Le Rayon vert, film réalisé par Éric Rohmer en 1986, cinquième de la série « Comédies et Proverbes », illustre les vers extraits du poème « Chanson de la plus haute tour » d’Arthur Rimbaud : « Ah ! que le temps vienne / Où les cœurs s’éprennent ».



Ce film, tourné en 16 mm et couronné par le Lion d’or au Festival de Venise, reprend, d’un ton plus léger et dans un milieu plus modeste, le thème de Ma nuit chez Maud. Dans la filmographie de Rohmer, c’est le seul où il recourt à une musique de film (dans ses autres films, la musique utilisée pour le film est une reprise de divers sons enregistrés pendant le tournage de la scène en cours). Son scénario n’a pas été écrit, Rohmer demandant aux acteurs d’improviser sur un canevas lâche, et laissant ainsi le film se construire petit à petit. C’est pourquoi l’actrice Marie Rivière est aussi créditée en tant que scénariste.

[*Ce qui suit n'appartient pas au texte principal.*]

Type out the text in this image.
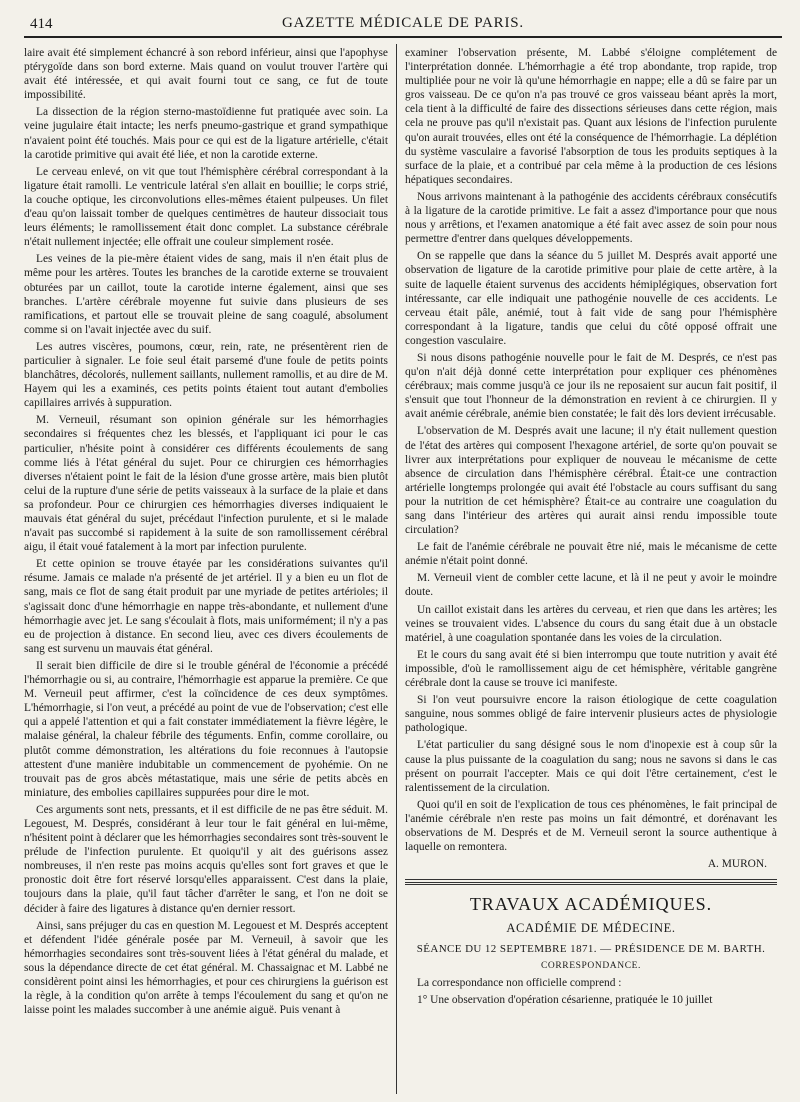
414	GAZETTE MÉDICALE DE PARIS.

laire avait été simplement échancré à son rebord inférieur, ainsi que l'apophyse ptérygoïde dans son bord externe. Mais quand on voulut trouver l'artère qui avait été intéressée, et qui avait fourni tout ce sang, ce fut de toute impossibilité.

La dissection de la région sterno-mastoïdienne fut pratiquée avec soin. La veine jugulaire était intacte; les nerfs pneumo-gastrique et grand sympathique n'avaient point été touchés. Mais pour ce qui est de la ligature artérielle, c'était la carotide primitive qui avait été liée, et non la carotide externe.

Le cerveau enlevé, on vit que tout l'hémisphère cérébral correspondant à la ligature était ramolli. Le ventricule latéral s'en allait en bouillie; le corps strié, la couche optique, les circonvolutions elles-mêmes étaient pulpeuses. Un filet d'eau qu'on laissait tomber de quelques centimètres de hauteur dissociait tous leurs éléments; le ramollissement était donc complet. La substance cérébrale n'était nullement injectée; elle offrait une couleur simplement rosée.

Les veines de la pie-mère étaient vides de sang, mais il n'en était plus de même pour les artères. Toutes les branches de la carotide externe se trouvaient obturées par un caillot, toute la carotide interne également, ainsi que ses branches. L'artère cérébrale moyenne fut suivie dans plusieurs de ses ramifications, et partout elle se trouvait pleine de sang coagulé, absolument comme si on l'avait injectée avec du suif.

Les autres viscères, poumons, cœur, rein, rate, ne présentèrent rien de particulier à signaler. Le foie seul était parsemé d'une foule de petits points blanchâtres, décolorés, nullement saillants, nullement ramollis, et au dire de M. Hayem qui les a examinés, ces petits points étaient tout autant d'embolies capillaires arrivés à suppuration.

M. Verneuil, résumant son opinion générale sur les hémorrhagies secondaires si fréquentes chez les blessés, et l'appliquant ici pour le cas particulier, n'hésite point à considérer ces différents écoulements de sang comme liés à l'état général du sujet. Pour ce chirurgien ces hémorrhagies diverses n'étaient point le fait de la lésion d'une grosse artère, mais bien plutôt celui de la rupture d'une série de petits vaisseaux à la surface de la plaie et dans sa profondeur. Pour ce chirurgien ces hémorrhagies diverses indiquaient le mauvais état général du sujet, précédaut l'infection purulente, et si le malade n'avait pas succombé si rapidement à la suite de son ramollissement cérébral aigu, il était voué fatalement à la mort par infection purulente.

Et cette opinion se trouve étayée par les considérations suivantes qu'il résume. Jamais ce malade n'a présenté de jet artériel. Il y a bien eu un flot de sang, mais ce flot de sang était produit par une myriade de petites artérioles; il s'agissait donc d'une hémorrhagie en nappe très-abondante, et nullement d'une hémorrhagie avec jet. Le sang s'écoulait à flots, mais uniformément; il n'y a pas eu de projection à distance. En second lieu, avec ces divers écoulements de sang est survenu un mauvais état général.

Il serait bien difficile de dire si le trouble général de l'économie a précédé l'hémorrhagie ou si, au contraire, l'hémorrhagie est apparue la première. Ce que M. Verneuil peut affirmer, c'est la coïncidence de ces deux symptômes. L'hémorrhagie, si l'on veut, a précédé au point de vue de l'observation; c'est elle qui a appelé l'attention et qui a fait constater immédiatement la fièvre légère, le malaise général, la chaleur fébrile des téguments. Enfin, comme corollaire, ou plutôt comme démonstration, les altérations du foie reconnues à l'autopsie attestent d'une manière indubitable un commencement de pyohémie. On ne trouvait pas de gros abcès métastatique, mais une série de petits abcès en miniature, des embolies capillaires suppurées pour dire le mot.

Ces arguments sont nets, pressants, et il est difficile de ne pas être séduit. M. Legouest, M. Després, considérant à leur tour le fait général en lui-même, n'hésitent point à déclarer que les hémorrhagies secondaires sont très-souvent le prélude de l'infection purulente. Et quoiqu'il y ait des guérisons assez nombreuses, il n'en reste pas moins acquis qu'elles sont fort graves et que le pronostic doit être fort réservé lorsqu'elles apparaissent. C'est dans la plaie, toujours dans la plaie, qu'il faut tâcher d'arrêter le sang, et l'on ne doit se décider à faire des ligatures à distance qu'en dernier ressort.

Ainsi, sans préjuger du cas en question M. Legouest et M. Després acceptent et défendent l'idée générale posée par M. Verneuil, à savoir que les hémorrhagies secondaires sont très-souvent liées à l'état général du malade, et sous la dépendance directe de cet état général. M. Chassaignac et M. Labbé ne considèrent point ainsi les hémorrhagies, et pour ces chirurgiens la guérison est la règle, à la condition qu'on arrête à temps l'écoulement du sang et qu'on ne laisse point les malades succomber à une anémie aiguë. Puis venant à

examiner l'observation présente, M. Labbé s'éloigne complétement de l'interprétation donnée. L'hémorrhagie a été trop abondante, trop rapide, trop multipliée pour ne voir là qu'une hémorrhagie en nappe; elle a dû se faire par un gros vaisseau. De ce qu'on n'a pas trouvé ce gros vaisseau béant après la mort, cela tient à la difficulté de faire des dissections sérieuses dans cette région, mais cela ne prouve pas qu'il n'existait pas. Quant aux lésions de l'infection purulente qu'on aurait trouvées, elles ont été la conséquence de l'hémorrhagie. La déplétion du système vasculaire a favorisé l'absorption de tous les produits septiques à la surface de la plaie, et a contribué par cela même à la production de ces lésions hépatiques secondaires.

Nous arrivons maintenant à la pathogénie des accidents cérébraux consécutifs à la ligature de la carotide primitive. Le fait a assez d'importance pour que nous nous y arrêtions, et l'examen anatomique a été fait avec assez de soin pour nous permettre d'entrer dans quelques développements.

On se rappelle que dans la séance du 5 juillet M. Després avait apporté une observation de ligature de la carotide primitive pour plaie de cette artère, à la suite de laquelle étaient survenus des accidents hémiplégiques, observation fort intéressante, car elle indiquait une pathogénie nouvelle de ces accidents. Le cerveau était pâle, anémié, tout à fait vide de sang pour l'hémisphère correspondant à la ligature, tandis que celui du côté opposé offrait une congestion vasculaire.

Si nous disons pathogénie nouvelle pour le fait de M. Després, ce n'est pas qu'on n'ait déjà donné cette interprétation pour expliquer ces phénomènes cérébraux; mais comme jusqu'à ce jour ils ne reposaient sur aucun fait positif, il s'ensuit que tout l'honneur de la démonstration en revient à ce chirurgien. Il y avait anémie cérébrale, anémie bien constatée; le fait dès lors devient irrécusable.

L'observation de M. Després avait une lacune; il n'y était nullement question de l'état des artères qui composent l'hexagone artériel, de sorte qu'on pouvait se livrer aux interprétations pour expliquer de nouveau le mécanisme de cette absence de circulation dans l'hémisphère cérébral. Était-ce une contraction artérielle longtemps prolongée qui avait été l'obstacle au cours suffisant du sang pour la nutrition de cet hémisphère? Était-ce au contraire une coagulation du sang dans l'intérieur des artères qui aurait ainsi rendu impossible toute circulation?

Le fait de l'anémie cérébrale ne pouvait être nié, mais le mécanisme de cette anémie n'était point donné.

M. Verneuil vient de combler cette lacune, et là il ne peut y avoir le moindre doute.

Un caillot existait dans les artères du cerveau, et rien que dans les artères; les veines se trouvaient vides. L'absence du cours du sang était due à un obstacle matériel, à une coagulation spontanée dans les voies de la circulation.

Et le cours du sang avait été si bien interrompu que toute nutrition y avait été impossible, d'où le ramollissement aigu de cet hémisphère, véritable gangrène cérébrale dont la cause se trouve ici manifeste.

Si l'on veut poursuivre encore la raison étiologique de cette coagulation sanguine, nous sommes obligé de faire intervenir plusieurs actes de physiologie pathologique.

L'état particulier du sang désigné sous le nom d'inopexie est à coup sûr la cause la plus puissante de la coagulation du sang; nous ne savons si dans le cas présent on pourrait l'accepter. Mais ce qui doit l'être certainement, c'est le ralentissement de la circulation.

Quoi qu'il en soit de l'explication de tous ces phénomènes, le fait principal de l'anémie cérébrale n'en reste pas moins un fait démontré, et dorénavant les observations de M. Després et de M. Verneuil seront la source authentique à laquelle on remontera.

A. MURON.
TRAVAUX ACADÉMIQUES.
ACADÉMIE DE MÉDECINE.
SÉANCE DU 12 SEPTEMBRE 1871. — PRÉSIDENCE DE M. BARTH.
CORRESPONDANCE.

La correspondance non officielle comprend :

1° Une observation d'opération césarienne, pratiquée le 10 juillet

Le titre est une allusion à un phénomène optique et atmosphérique : le tout dernier rayon du soleil, qui prend l’aspect d’un éclair vert, par temps clair au bord de l’océan. Pour l’observateur du phénomène, ainsi qu’un groupe de personnes qui en discutent dans une scène pédagogique du film, il serait ainsi possible de « lire dans ses propres sentiments, et dans les sentiments des autres ».

Philippe Demard, chef monteur, crédité au générique du film sous la poétique mention coucher de soleil raconte la vraie histoire du tournage de la séquence du rayon vert.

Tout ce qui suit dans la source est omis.